1. One minute: Jumping jacks or jump squats to warm up.
2. One minute: Alternating lunges, holding the weights by your side (about 12 reps).
3. 30 seconds: Stand in a squat position, lower in a squat, and add a bicep curl as you squat (about 12 reps).
4. 30 seconds: Hold the squat and lift the weights overhead in a shoulder press (about 12 to 15 reps) Place the weights down.
5. 30 seconds: Tricep dips on the edge of the chair or bench.
Repeat the circuit above three times (total time approximately 10 minutes and 30 seconds).
6. Bring your body down to the mat.
7. 30 seconds: One set of 20 pushups, push back into Child's Pose, and hold for 10 seconds.

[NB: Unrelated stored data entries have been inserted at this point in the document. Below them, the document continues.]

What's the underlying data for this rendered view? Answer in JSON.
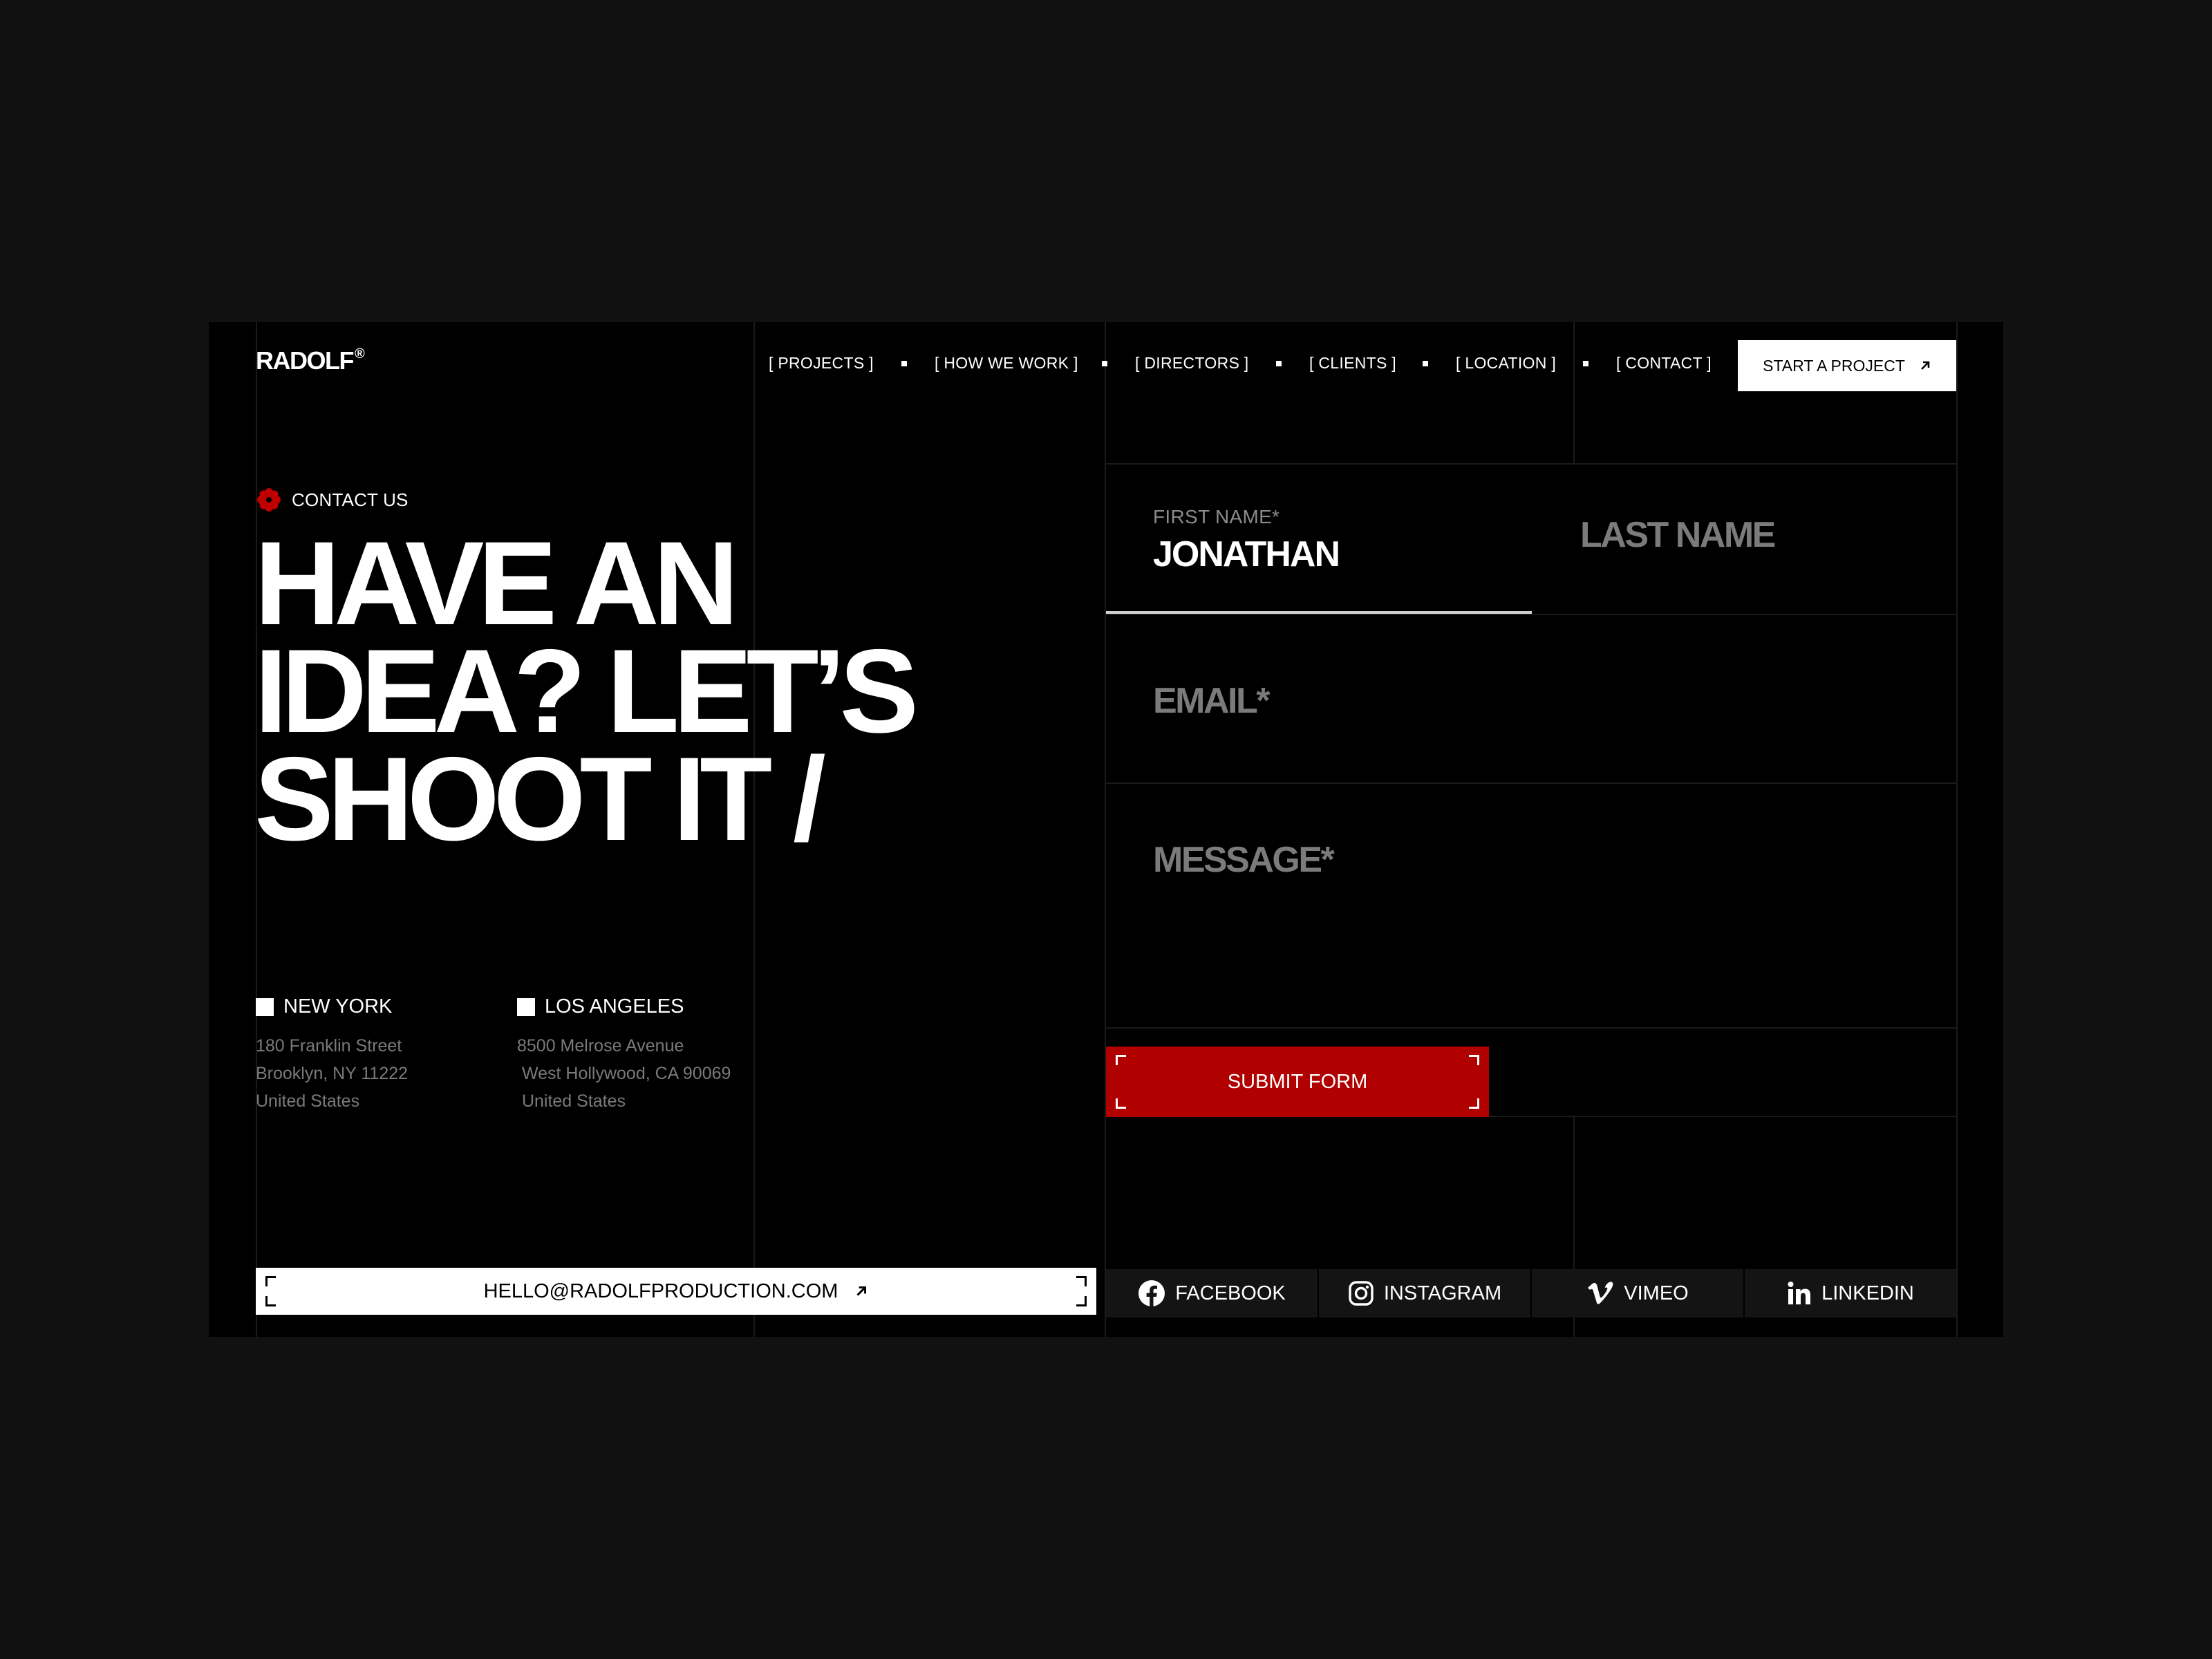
{
  "brand": {
    "name": "RADOLF",
    "mark": "®"
  },
  "nav": {
    "items": [
      "[ PROJECTS ]",
      "[ HOW WE WORK ]",
      "[ DIRECTORS ]",
      "[ CLIENTS ]",
      "[ LOCATION ]",
      "[ CONTACT ]"
    ],
    "cta_label": "START A PROJECT"
  },
  "hero": {
    "eyebrow": "CONTACT US",
    "headline": [
      "HAVE AN",
      "IDEA? LET’S",
      "SHOOT IT /"
    ]
  },
  "offices": [
    {
      "city": "NEW YORK",
      "address": [
        "180 Franklin Street",
        "Brooklyn, NY 11222",
        "United States"
      ]
    },
    {
      "city": "LOS ANGELES",
      "address": [
        "8500 Melrose Avenue",
        " West Hollywood, CA 90069",
        " United States"
      ]
    }
  ],
  "form": {
    "first_name_label": "FIRST NAME*",
    "first_name_value": "JONATHAN",
    "last_name_placeholder": "LAST NAME",
    "email_placeholder": "EMAIL*",
    "message_placeholder": "MESSAGE*",
    "submit_label": "SUBMIT FORM"
  },
  "contact_email": "HELLO@RADOLFPRODUCTION.COM",
  "socials": [
    "FACEBOOK",
    "INSTAGRAM",
    "VIMEO",
    "LINKEDIN"
  ],
  "colors": {
    "accent": "#b10000",
    "background": "#000000",
    "outer": "#111111",
    "muted": "#7b7b7b"
  },
  "icons": {
    "eyebrow": "red-flower-icon",
    "cta": "arrow-up-right-icon",
    "facebook": "facebook-icon",
    "instagram": "instagram-icon",
    "vimeo": "vimeo-icon",
    "linkedin": "linkedin-icon"
  }
}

8. 30 seconds: Hold a plank, push back into Child's Pose, and hold for 10 seconds.
Repeat the above once (total time two minutes).
9. One minute: 30 crunches, 30 bicycles for obliques (total time one min).
10. One minute: On the floor, hug knees into chest. With one foot flat, extend opposite leg hamstring stretch. Switch sides.
11. Roll up slowly and bring heels of your feet together for a butterfly stretch with knees to the side.
12. Roll body, stretch forward, and round back over knees. Inhale and exhale, and sit up tall, crossing your legs in front. Raise your hands overhead and bring your hands behind your back for a stretch.
2. P. Volve Workout From Maeve McEwen
Try a few of these exercises from P.volve classes in the 15 minutes you have:
With a heavy ankle band: First, find your "P.stance." Start with your feet slightly wider than your hips so there is tension on the ankle band. Shift your weight into your heels and keep your knees stacked over your ankles. Keeping your core engaged and spine straight, squeeze your glutes and sit back two to three inches. This is your P.stance. From here, hold your P.stance position and step one foot out directly to the side to a wider P.stance and feel more tension in the band. Squeeze your glutes and sit back deeper. Return back into the wide P.stance and set into your starting P.stance position. Try eight on each side. Quick tip: Always keep tension on the band and stayed grounded in your movements.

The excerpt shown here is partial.